Оставляя в стороне этот спор, скажем: «Искра жизни» стала книгой, в которой мысль о людской солидарности выражена сильнее и глубже, чем в других произведениях этого автора. Если в своих веймарских романах Ремарк славит — местами избыточно и не всегда удачно — нерасторжимость и бесценность уз товарищества, то теперь мы видим конкретную способность вступиться за другого человека, сплотить вокруг себя людей, чтобы противостоять человеконенавистничеству и насилию со стороны сильных мира сего.

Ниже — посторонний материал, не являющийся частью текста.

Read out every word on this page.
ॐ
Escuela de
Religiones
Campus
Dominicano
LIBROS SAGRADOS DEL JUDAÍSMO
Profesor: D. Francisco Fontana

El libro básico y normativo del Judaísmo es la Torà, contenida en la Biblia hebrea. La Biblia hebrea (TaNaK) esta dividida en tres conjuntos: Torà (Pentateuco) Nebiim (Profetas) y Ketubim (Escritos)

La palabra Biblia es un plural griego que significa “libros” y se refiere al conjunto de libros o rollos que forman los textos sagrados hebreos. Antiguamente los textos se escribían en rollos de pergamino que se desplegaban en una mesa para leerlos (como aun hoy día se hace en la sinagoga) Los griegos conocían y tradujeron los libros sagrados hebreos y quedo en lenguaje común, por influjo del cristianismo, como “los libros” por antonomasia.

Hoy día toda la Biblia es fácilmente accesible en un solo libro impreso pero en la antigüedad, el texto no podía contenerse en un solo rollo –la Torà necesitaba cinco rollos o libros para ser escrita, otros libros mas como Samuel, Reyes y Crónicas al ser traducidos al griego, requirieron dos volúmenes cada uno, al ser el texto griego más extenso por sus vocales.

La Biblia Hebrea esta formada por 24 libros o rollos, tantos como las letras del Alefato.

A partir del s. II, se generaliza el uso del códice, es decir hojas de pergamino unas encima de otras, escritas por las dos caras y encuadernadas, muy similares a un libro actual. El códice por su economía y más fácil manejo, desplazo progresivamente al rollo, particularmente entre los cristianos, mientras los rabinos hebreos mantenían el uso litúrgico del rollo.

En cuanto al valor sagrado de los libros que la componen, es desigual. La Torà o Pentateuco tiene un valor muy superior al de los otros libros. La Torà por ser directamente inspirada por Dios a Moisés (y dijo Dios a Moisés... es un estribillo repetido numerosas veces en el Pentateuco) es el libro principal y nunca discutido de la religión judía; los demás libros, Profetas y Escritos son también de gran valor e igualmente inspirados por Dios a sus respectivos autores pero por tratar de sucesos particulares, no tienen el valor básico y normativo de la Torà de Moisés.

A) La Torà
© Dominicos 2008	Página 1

Ремарк написал в высшей степени злободневный роман. Бывшие нацистские чиновники сплошь и рядом возвращаются на свои посты, люди, служившие в концлагерях охранниками, нагло — и небезуспешно — требуют назначения им пенсий или принимаются на службу в полицию. В парламентах федеральных земель и новых демократических массмедиа то и дело раздаются призывы к снисходительности и помилованию, требования об освобождении осужденных преступников, о замене смертных приговоров на тюремные заключения. О жертвах, о миллионах людей, уничтоженных в концлагерях, равно как и о тысячах чудом оставшихся в живых, в Германии почти никто не говорит. «Раскаиваться — не в правилах немца», — разъясняет в романе циничный и алчный комендант лагеря Нойбауер своему шоферу Альфреду. Слова, вложенные Ремарком в эти уста, станут для многих подданных послевоенной Германии фактически жизненным девизом.
Новая демократия опирается на старые, опытные кадры. «Для таких, как я, работа всегда найдется, — говорит в романе Ремарка коменданту лагеря Нойбауеру лагерфюрер Вебер, один из сотен тех, кто составлял опору кровавого режима. — Мы еще поднимемся, пусть даже под чужими именами. А по мне — хоть коммунистами. Пару лет теперь не будет национал-социалистов. Все станут демократами. Это не страшно. Я, наверное, где-нибудь когда-нибудь буду работать в какой-нибудь полиции. Скорее с чужими документами. А потом все начнется сначала». В конце романа Вебер будет застрелен заключенным под номером 509, но в германской действительности послевоенных лет Веберы, как правило, не нуждались даже в чужих документах, чтобы иметь возможность продолжать свою работу. В 1950-е годы Ремарк будет с горечью указывать на реставрационные тенденции в аденауэровском государстве, и с этой точки зрения его роман о концлагере — это прежде всего книга, призывающая читателя не забывать никого и ничего. Соотечественники имели все основания крепко обидеться на него.
Заключенный Бухер и узница Рут Холланд встречаются бессчетными и безутешными вечерами у лагерного забора и мечтают о жизни за пределами их узилища. С тоской глядят они на домик, белеющий на холме, по ту сторону от колючей проволоки, и кажущийся им олицетворением безоблачного счастья. Наконец нацистские оковы сброшены и они спешат к маленькому домику, чтобы провести там первую ночь на свободе. «Сад стоял в цвету. Но, приблизившись к дому, они увидели, что прямо за ним взорвалась бомба. Она разрушила всю заднюю часть постройки. Целым и невредимым остался лишь фасад. Сохранилась резная наружная дверь. Они открыли ее. Но она вела к груде обломков. Значит, он никогда и не был домом. Все это время...» Ремарк завершает роман строками о необходимости расставания с иллюзиями.